Diese etwas ausufernde Definition von Pose zeigt, dass die Ambition, viele theoretische Modelle zu vereinen, terminologische Probleme mit sich bringt. Eine literaturwissenschaftliche Studie muss vor allem an einer konzeptuellen Operationalisierbarkeit interessiert sein, die das terminologische Besteck zur Verfügung stellt, mit dem konkrete Phänomene untersucht werden können – ein Anspruch, der von Fischer auch eingelöst wird: Denn im Endeffekt läuft die Diskussion der verschiedenen Modelle darauf hinaus, dass es bei Autorinszenierungen um öffentliche Handlungen eines Autors geht, die ein kulturell vorgeprägtes Rollenmuster vermitteln sollen.
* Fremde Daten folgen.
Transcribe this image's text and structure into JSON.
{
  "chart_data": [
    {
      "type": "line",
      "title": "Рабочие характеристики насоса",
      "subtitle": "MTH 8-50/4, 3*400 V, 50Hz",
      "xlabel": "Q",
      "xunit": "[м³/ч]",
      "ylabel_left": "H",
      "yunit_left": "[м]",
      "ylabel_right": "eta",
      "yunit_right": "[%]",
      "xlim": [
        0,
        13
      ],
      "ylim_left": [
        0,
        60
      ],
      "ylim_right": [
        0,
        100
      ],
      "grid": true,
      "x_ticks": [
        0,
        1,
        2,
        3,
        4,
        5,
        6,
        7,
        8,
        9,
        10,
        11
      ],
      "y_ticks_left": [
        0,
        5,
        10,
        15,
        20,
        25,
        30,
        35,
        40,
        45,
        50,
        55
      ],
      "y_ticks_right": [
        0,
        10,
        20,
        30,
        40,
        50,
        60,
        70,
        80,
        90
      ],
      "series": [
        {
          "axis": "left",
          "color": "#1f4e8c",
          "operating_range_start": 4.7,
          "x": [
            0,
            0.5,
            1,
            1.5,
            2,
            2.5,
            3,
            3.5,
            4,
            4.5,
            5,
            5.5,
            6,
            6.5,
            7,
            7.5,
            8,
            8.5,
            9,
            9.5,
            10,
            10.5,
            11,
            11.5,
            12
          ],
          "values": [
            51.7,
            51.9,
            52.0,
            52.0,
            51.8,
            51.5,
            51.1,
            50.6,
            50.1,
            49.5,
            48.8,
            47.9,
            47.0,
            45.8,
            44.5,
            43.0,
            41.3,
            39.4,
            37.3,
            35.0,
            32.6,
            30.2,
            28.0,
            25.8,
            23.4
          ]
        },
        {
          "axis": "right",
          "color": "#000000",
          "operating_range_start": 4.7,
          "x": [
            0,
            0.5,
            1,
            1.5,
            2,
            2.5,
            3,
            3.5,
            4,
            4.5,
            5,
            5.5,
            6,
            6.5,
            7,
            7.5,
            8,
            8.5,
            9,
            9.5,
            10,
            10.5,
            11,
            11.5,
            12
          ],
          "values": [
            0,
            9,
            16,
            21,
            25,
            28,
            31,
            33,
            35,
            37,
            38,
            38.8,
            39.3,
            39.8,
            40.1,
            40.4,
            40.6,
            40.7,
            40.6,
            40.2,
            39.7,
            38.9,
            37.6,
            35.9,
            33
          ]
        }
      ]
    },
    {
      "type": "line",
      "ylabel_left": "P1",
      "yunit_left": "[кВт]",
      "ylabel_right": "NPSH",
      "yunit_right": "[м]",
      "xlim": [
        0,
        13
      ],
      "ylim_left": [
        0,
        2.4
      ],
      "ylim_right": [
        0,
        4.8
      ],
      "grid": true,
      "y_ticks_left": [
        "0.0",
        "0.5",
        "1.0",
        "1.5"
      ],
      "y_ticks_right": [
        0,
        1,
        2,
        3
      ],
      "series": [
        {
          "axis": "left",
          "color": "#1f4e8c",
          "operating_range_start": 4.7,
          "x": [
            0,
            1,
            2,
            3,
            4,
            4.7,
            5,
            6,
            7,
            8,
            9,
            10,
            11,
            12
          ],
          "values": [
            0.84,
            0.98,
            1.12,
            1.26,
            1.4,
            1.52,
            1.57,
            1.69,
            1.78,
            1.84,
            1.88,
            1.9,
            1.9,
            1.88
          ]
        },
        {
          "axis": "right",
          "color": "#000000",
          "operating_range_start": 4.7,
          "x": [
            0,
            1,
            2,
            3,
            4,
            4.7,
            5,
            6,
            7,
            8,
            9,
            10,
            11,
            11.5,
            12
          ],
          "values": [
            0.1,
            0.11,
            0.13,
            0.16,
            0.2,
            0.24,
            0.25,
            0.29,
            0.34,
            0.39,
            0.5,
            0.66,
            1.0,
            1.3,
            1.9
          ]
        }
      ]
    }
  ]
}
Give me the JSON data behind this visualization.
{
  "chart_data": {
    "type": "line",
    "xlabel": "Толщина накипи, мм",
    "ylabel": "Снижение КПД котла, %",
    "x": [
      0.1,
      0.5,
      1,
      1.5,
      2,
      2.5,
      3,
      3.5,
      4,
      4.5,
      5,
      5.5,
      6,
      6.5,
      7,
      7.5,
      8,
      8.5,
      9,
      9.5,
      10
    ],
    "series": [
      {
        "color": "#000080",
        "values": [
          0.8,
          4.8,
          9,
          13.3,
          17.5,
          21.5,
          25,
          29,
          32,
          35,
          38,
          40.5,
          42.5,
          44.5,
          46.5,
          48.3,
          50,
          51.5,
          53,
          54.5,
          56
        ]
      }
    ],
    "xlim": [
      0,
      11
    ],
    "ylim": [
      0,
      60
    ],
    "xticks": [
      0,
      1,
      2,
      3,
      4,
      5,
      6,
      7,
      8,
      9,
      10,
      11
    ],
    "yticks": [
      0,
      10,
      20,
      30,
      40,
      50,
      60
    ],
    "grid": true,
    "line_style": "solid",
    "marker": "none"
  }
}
Der umfangreichste Teil der Arbeit umfasst die sechs Fallstudien zu einzelnen Autoren bzw. Autorengruppen. Das 18. und 19. Jahrhundert erscheint mit Studien zu Johann Wilhelm Ludwig Gleim und August von Platen etwas mager repräsentiert. Ein deutlicher Schwerpunkt liegt auf kanonischen Autoren der ersten Hälfte des 20. Jahrhunderts: Hugo von Hofmannsthal, Thomas Mann und Bertolt Brecht. Eine Studie zu Heiner Müller als Brecht-Nachfolger und eine abschließende Untersuchung der deutschen Popliteratur bringen den Untersuchungszeitraum knapp über die Jahrtausendgrenze. Die Einzeluntersuchungen folgen dabei alle einer ähnlichen Struktur: Zunächst wird aus literarischen und autopoetischen Texten die innerliterarische Inszenierung (mithin die Pose) der Autoren abgeleitet. In einem zweiten Schritt werden die außerliterarischen Inszenierungsstrategien analysiert, die dazu führen sollen, dass die entsprechenden Posen öffentlichkeitswirksam durch die Person des Autors legitimiert werden.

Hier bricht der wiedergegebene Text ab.